Il y a urgence. Urgence de luttes et d’initiatives nouvelles pour un cessez-le-feu visant à contrecarrer l’étape nouvelle de la guerre, mais aussi sa mue, dès lors qu’il apparaît plus clairement encore qu’il s’agit pour le gouvernement israélien de vider Gaza de ses habitants afin de s’accaparer ce territoire disposant d’un espace maritime riche en gaz.

Les actions unitaires pour obtenir un cessez-le-feu doivent pouvoir se combiner avec les actions des familles d’otages et des démocrates israéliens qui demandent un changement de pouvoir à Tel-Aviv.

Ce cessez-le-feu doit être l’occasion de faire libérer tous les otages et les prisonniers palestiniens. La plupart d’entre eux sont des élus municipaux ou nationaux, des animateurs d’associations et de partis politiques, des syndicalistes. Ils constituent donc la base du collectif d’animateurs politiques, sociaux, culturels susceptible de s’engager dans le processus de la construction d’un État palestinien. Le combat pour les libérer avec, à leur tête, Marwan Barghouti dont on parle de plus en plus, y compris dans des négociations, doit s’amplifier. Nous ne sommes pas dupes du niveau d’exigence pour progresser en ce sens, des difficultés et des obstacles, des refus israéliens. Ces batailles politiques doivent se diriger aussi vers nos gouvernants et les institutions européennes qui ont les moyens de faire respecter le droit international. Il en va de l’intérêt de la société israélienne elle-même qui aura à souffrir de l’extrême droite israélienne, du risque de plus en plus grand que son pays soit mis au banc des nations, et d’une insécurité permanente.
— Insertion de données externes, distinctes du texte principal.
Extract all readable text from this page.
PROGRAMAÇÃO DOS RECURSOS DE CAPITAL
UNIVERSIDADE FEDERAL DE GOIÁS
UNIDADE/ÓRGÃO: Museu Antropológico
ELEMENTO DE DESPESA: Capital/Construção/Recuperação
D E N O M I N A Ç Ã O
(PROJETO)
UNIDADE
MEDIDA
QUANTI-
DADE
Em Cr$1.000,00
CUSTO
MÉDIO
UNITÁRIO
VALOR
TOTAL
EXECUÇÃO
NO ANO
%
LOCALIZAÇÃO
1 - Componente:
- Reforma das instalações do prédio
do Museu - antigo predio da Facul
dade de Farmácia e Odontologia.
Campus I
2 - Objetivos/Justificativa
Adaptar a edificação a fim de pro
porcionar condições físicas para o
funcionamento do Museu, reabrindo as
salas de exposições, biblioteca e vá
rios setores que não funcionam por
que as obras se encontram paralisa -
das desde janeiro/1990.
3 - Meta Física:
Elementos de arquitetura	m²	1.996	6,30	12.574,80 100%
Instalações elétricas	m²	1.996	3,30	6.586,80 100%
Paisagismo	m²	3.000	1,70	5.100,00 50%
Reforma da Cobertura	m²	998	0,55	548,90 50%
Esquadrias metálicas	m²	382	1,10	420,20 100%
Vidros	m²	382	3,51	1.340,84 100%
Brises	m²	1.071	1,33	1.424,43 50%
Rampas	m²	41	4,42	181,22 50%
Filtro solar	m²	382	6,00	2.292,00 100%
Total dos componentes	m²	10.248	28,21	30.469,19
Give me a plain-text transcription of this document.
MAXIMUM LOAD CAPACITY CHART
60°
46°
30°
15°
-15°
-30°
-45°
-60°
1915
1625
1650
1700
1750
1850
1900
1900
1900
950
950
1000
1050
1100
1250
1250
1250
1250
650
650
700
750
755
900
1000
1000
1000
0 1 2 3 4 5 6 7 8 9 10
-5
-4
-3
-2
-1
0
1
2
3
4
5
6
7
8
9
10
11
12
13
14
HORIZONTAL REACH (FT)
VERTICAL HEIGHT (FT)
La seule voie est bien celle du cessez-le-feu, pont vers une paix juste et durable sur la base du droit international. Tout doit être fait, vite, pour mettre fin à cette nouvelle phase de cette tragédie.

Patrick le Hyaric

6 décembre 2023

Nota :*le 20 novembre 2023, le journal israélien Haaretz a documenté le fait que des soldates israéliennes chargées de surveiller la barrière de protection de Gaza avaient averti de la possibilité d’une telle attaque et que leur rapport était resté sans suites. Le journal américain New York Times a révélé le 30 novembre que de hauts responsables du renseignement israélien disposaient depuis plus d’un an d’un texte de 40 pages, intitulé « Le mur de Jéricho », décrivant par le menu le plan d’une attaque similaire à celle du 7 octobre. Enfin, toujours selon le New York Times, une analyste d’une unité d’élite du renseignement militaire israélien a prévenu en juillet 2023 du déroulement d’exercices militaires du Hamas, notamment la prise de contrôle de kibboutz.